POV-Ray : Newsgroups : povray.off-topic : Google is your friend : Google is your friend Server Time
29 Jul 2024 00:35:40 EDT (-0400)
  Google is your friend  
From: Invisible
Date: 29 Aug 2012 07:08:29
Message: <503df82d$1@news.povray.org>
OK, so last week I had a call about a possible job in Oxford. That's a 
bit of a long way, but it's shorter than my current commute.

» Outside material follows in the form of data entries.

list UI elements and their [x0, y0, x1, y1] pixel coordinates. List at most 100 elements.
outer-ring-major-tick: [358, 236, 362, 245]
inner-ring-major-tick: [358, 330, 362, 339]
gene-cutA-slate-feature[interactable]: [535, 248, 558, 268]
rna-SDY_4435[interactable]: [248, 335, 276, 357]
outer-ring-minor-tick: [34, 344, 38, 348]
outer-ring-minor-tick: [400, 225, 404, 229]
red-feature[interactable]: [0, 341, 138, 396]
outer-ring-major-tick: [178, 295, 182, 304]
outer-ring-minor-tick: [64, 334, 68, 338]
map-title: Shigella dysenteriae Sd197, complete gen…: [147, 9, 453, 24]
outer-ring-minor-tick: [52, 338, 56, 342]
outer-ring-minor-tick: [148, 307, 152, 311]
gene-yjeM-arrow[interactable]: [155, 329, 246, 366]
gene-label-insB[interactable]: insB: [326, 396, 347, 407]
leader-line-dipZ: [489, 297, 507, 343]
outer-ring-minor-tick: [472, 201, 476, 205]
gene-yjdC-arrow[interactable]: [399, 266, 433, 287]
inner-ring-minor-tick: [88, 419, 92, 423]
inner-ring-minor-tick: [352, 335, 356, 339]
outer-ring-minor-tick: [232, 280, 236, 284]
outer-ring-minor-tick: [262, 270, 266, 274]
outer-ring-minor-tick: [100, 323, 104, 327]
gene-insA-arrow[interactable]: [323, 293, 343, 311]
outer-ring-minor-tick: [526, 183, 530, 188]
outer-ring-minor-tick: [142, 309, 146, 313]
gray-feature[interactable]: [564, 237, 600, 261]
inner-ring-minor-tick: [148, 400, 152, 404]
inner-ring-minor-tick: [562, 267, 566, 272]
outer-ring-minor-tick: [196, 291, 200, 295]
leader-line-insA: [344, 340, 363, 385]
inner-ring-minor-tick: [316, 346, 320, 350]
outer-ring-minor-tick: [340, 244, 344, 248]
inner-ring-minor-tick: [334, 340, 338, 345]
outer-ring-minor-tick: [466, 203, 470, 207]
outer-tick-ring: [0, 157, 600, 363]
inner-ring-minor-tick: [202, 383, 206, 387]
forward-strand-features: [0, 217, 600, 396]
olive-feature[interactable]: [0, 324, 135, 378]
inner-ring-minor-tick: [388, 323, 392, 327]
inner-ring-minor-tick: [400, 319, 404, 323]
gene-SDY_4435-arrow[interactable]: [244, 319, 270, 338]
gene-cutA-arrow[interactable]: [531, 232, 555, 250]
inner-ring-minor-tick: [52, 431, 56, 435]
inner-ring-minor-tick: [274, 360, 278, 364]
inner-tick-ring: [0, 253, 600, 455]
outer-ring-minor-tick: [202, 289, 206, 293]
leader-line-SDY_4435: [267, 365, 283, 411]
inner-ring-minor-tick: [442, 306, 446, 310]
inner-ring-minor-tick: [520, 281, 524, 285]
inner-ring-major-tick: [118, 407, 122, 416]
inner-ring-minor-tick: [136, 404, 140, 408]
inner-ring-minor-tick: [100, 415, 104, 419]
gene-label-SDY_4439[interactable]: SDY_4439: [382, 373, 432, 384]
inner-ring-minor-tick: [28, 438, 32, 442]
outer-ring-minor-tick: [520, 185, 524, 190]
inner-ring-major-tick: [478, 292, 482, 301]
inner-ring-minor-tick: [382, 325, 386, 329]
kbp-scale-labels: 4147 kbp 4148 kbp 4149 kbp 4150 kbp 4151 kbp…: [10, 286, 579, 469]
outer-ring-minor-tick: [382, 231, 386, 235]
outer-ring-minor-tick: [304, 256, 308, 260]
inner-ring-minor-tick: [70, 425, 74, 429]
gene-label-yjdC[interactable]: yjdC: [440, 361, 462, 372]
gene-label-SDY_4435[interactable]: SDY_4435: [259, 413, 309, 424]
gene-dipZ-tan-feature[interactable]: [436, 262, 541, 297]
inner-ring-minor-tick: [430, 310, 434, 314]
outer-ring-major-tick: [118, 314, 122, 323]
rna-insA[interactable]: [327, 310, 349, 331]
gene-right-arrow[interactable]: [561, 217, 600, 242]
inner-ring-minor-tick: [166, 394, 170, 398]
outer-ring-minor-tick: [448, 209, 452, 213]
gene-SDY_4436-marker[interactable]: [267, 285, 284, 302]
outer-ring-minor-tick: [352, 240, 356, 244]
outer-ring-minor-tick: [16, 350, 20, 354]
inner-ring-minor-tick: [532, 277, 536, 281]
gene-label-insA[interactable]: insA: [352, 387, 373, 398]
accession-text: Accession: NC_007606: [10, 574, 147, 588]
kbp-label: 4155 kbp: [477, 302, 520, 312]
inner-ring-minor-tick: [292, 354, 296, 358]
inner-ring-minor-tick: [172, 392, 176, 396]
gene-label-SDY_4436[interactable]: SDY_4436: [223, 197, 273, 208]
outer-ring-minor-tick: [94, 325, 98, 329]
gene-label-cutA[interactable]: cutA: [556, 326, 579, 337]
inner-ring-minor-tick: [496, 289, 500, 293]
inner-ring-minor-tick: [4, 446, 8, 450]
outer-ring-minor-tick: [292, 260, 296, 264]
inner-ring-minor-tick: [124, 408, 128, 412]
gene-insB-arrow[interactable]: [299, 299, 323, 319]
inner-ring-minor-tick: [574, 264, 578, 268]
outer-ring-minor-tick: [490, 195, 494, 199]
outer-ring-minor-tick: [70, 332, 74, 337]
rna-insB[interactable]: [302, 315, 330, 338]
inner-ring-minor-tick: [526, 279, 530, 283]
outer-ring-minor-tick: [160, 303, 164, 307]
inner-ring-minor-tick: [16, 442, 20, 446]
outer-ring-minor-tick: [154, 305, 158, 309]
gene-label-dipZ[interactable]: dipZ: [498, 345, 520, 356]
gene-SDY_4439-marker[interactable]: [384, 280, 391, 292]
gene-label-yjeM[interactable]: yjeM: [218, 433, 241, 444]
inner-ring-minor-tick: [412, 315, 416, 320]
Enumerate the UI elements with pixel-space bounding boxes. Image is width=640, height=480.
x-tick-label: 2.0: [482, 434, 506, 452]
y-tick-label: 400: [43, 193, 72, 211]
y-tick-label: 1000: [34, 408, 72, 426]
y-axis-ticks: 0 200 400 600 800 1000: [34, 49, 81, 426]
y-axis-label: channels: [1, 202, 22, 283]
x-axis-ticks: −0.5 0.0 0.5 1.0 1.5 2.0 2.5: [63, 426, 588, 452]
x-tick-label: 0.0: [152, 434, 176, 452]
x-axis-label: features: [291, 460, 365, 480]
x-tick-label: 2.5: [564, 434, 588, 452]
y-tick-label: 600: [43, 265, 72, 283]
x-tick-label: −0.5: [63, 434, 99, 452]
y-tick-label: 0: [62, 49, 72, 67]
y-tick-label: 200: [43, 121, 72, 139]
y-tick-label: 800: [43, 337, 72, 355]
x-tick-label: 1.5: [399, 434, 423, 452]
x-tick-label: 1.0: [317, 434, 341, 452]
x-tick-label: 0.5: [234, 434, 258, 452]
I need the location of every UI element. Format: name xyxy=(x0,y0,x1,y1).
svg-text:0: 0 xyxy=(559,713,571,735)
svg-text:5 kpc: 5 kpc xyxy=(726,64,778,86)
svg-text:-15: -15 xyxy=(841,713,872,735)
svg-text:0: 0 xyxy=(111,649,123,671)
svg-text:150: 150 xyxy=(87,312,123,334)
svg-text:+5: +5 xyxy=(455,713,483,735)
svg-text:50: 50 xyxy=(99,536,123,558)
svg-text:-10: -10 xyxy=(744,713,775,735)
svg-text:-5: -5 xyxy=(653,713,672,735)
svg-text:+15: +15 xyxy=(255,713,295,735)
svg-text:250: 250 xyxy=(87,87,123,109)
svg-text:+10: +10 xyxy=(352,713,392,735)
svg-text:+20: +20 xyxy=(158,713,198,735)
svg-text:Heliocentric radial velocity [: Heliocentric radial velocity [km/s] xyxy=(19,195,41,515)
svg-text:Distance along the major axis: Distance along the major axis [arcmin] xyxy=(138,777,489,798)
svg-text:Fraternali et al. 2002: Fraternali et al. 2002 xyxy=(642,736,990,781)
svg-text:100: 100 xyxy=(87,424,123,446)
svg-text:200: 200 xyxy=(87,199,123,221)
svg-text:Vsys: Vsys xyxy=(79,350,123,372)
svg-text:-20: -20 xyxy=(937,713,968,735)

On Friday, I got a call to say that first I have to pass a test. On 
VB.Net, of all things. So, uh, yeah... That's totally going to work out 
then! :-P

What actually happened was that the agency sent me an email containing a 
Word document with several dozen VB questions. I then have 30 minutes to 
email back the document with the answers filled in. Now, obviously, I've 
never written anything in VB.Net. The closest I've come is that VBA 
script that took me 2 hours to write - the one that puts today's date in 
a certain cell when you click a button.

In summary, this test boils down to "how much stuff can you Google about 
VB.Net in just 30 minutes?"

After I sent that back, I got another test - this time, SQL Server. Now 
the job spec says you must have experience of "SQL", but I'm guessing 
they actually meant "SQL Server", which is something quite different. 
Suffice it to say, I know quite a lot about Oracle, but absolutely 
nothing about SQL Server. So, again, how much can you look up on Google 
in 30 minutes?

On both tests, the questions range from "what is the name of the 
function for X?" to "please describe how you would solve this moderately 
complex problem". In both cases, I left the latter sort of question 
completely blank. I couldn't actually find all the answers to the former 
sort either - not in the time allocated.

At this point, of course, I had just come back from that brilliant 
interview, and I thought that job was probably in the bag. I wasn't even 
all that interested in this job - especially if it somehow involves VB. 
So I didn't try especially hard.

Well, you can see where all this is going; apparently, in spite of my 
obviously abysmal performance on the test, the company wants to 
interview me. (??!) I can't imagine why. I mean, of all the tens of 
thousands of other people who applied, there must surely be a vast 
number of them who are way, /way/ better at VB than I am. (It is, after 
all, a language specifically aimed at lusers.) And yet they're still 
bothering to talk to me? Hmm...

 From what I can tell, the company in question sells gas and 
electricity, mainly to commercial customers, and they make a big deal 
about how green they are. She shall see. I'm not expecting great things 
from this interview... then again, I said that about the last one.

Man, I've had 2 interviews in the past 30 years, and now it looks like 
I've got 2 interviews within the same year of each other!